Source: Xinhua| 2020-01-15 17:31:18|Editor: huaxia

File photo taken on June 19, 2017 shows a Boeing 737 MAX 9 at the 52nd International Paris Air and Space Show in Bourget, France. (Xinhua/Chen Yichen)

The company's poor sales record has been attributed mainly to the 737 MAX crisis, after two MAX jets were involved in two fatal crashes in October 2018 and March 2019.

SAN FRANCISCO, Jan. 14 (Xinhua) -- Top U.S. aircraft manufacturer Boeing Company said Tuesday it delivered a total of 380 commercial airplanes in 2019, its lowest number since 2008.

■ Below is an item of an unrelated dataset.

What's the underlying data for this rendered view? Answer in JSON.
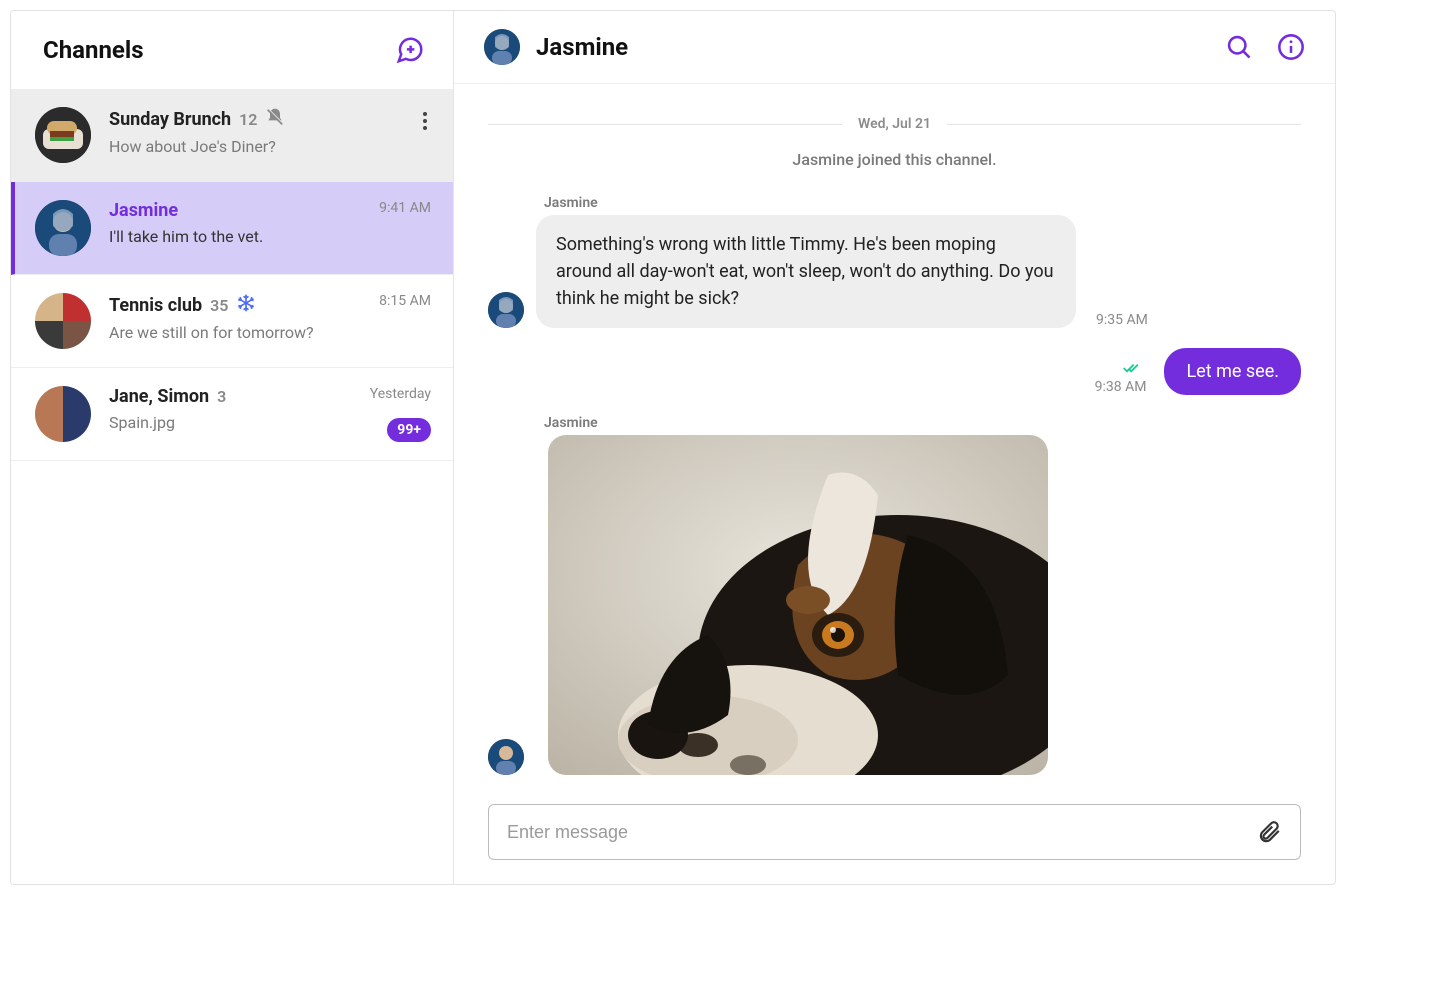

Boeing lost 87 orders for commercial planes last year, meaning cancellations outnumbered new purchases in 2019. It delivered just 79 commercial jets, including nine Boeing 737 planes, in the fourth quarter of last year.

Its total deliveries in 2019 fell by 53 percent compared with the previous year, when the company delivered 806 jets to its customers around the world.

The company's poor sales record has been attributed mainly to the 737 MAX crisis, after two MAX jets were involved in two fatal crashes in October 2018 and March 2019. The two crashes killed a total of 346 people in Indonesia and Ethiopia.

Rescuers work beside the wreckage of an Ethiopian Airlines' aircraft at the crash site, some 50 km east of Addis Ababa, capital of Ethiopia, on March 10, 2019. (Xinhua/Wang Shoubao)

All MAX aircraft have been grounded globally since March 2019, with their return to service delayed several times after Boeing failed to obtain certified approval from U.S. federal regulators.

Boeing produced about 400 MAX airplanes throughout 2019, though they were not delivered to customers and remain sitting idle in the company's storage facilities.

Last month, Boeing decided to temporarily halt production of the 737 MAX, partly as federal regulators extended the certification process of the troubled jets into 2020.